Here’s the latest in France’s presidential race

President Francois Hollande warned would-be successors they should cleave closely to Europe as it was "impossible" that France could contemplate going its own way.

Here's the latest in France's presidential race
French centrist candidate Emmanuel Macron in Reunion. Photo: Eric Feferberg/AFP

Here are three things that happened in the campaign on Saturday:

Let them throw eggs

Conservative candidate Francois Fillon, under pressure over allegations of fake parliamentary jobs for the family which have hit his poll ratings, received a chaotic reception on a trip to the southern Basque region where some protesters pelted him with eggs.

Fillon, who has accused Hollande of helping foment a smear campaign against him amid claims his wife was on the public payroll but did little for her salary, ran the gauntlet in the small town of Cambo-les-Bains.

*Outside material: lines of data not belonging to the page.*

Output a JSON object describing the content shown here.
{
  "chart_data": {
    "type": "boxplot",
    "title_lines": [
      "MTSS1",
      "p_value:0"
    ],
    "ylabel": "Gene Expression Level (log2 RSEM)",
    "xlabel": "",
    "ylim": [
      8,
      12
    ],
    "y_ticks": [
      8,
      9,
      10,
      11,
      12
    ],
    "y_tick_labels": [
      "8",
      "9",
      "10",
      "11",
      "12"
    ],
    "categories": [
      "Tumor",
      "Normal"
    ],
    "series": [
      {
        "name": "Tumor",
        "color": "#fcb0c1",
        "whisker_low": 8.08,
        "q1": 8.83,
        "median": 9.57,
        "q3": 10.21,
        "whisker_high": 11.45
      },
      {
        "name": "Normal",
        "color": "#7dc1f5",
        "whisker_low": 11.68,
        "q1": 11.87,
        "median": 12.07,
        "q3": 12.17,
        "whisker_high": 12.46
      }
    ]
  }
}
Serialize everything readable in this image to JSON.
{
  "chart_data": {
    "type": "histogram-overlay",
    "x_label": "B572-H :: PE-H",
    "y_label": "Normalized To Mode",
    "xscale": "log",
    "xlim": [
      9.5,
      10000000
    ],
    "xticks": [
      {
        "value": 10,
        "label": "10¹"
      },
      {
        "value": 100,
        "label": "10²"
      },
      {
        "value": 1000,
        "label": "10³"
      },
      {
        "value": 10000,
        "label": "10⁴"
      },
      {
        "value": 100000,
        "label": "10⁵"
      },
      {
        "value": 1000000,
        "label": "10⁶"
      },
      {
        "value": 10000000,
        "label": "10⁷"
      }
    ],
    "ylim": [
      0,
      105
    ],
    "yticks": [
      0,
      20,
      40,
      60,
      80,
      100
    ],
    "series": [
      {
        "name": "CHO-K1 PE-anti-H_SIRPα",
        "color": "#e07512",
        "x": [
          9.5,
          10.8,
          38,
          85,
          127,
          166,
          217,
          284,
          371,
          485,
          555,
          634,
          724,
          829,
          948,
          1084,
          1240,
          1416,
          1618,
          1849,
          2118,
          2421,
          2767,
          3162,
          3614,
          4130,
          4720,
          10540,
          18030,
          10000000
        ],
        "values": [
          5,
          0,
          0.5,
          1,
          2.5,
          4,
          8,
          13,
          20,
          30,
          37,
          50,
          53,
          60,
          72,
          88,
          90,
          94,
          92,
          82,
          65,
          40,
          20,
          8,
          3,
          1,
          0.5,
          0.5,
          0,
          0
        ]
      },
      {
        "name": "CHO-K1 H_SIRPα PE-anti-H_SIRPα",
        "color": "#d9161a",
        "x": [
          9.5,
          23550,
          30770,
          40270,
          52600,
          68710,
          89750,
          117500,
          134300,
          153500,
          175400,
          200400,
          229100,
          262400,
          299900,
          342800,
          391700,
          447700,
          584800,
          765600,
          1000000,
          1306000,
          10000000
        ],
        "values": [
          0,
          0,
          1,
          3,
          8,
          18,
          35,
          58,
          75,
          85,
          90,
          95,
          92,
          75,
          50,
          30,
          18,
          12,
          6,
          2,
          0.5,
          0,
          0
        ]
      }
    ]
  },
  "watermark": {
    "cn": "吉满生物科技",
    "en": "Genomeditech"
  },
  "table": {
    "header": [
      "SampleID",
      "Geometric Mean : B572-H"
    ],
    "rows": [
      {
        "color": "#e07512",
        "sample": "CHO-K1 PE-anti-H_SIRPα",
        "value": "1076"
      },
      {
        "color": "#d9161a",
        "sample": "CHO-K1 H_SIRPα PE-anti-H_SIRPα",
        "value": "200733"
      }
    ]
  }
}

Locals demanding an amnesty for radical Basque nationalists banged pots and pans, hurled abuse and objects.

“The more they demonstrate the more the French will back me,” Fillon insisted before meeting with local officials.

Warning on Europe

President Francois Hollande warned would-be successors they should cleave closely to Europe as it was “impossible” that France could contemplate going its own way.

In a barb aimed at far-right National Front candidate Marine Le Pen, Hollande said: “So some want to quit Europe? Well let them show the French people they would be better off alone fighting terrorism without the indispensable European coordination…

“Let them show that without the single currency and (single) market there would be more jobs, activity and better purchasing power,” Hollande said in Rome where he attended the ceremonies marking the EU's 60th anniversary.

Le Pen, favoured in opiniion polls to reach the second-round run-off vote in May, wants France to dump the euro, but Hollande said that would lead to devaluation and loss of purchasing power as he warned against nationalist populism.

'Not Father Christmas'

French centrist candidate Emmanuel Macron, seen in polls as beating Marine Le Pen in the May 7 run-off, was in Reunion, a French overseas department in the Indian Ocean, where alongside discussing local issues, he told voters he was “not Father Christmas.”

“I don't have the solution to all problems and I am not Father Christmas,” the 39-year-old former economy minister and banker admitted, saying he had not come to make “promises.”

He indicated he would focus on education as a priority on an island where around one in five youths are illiterate.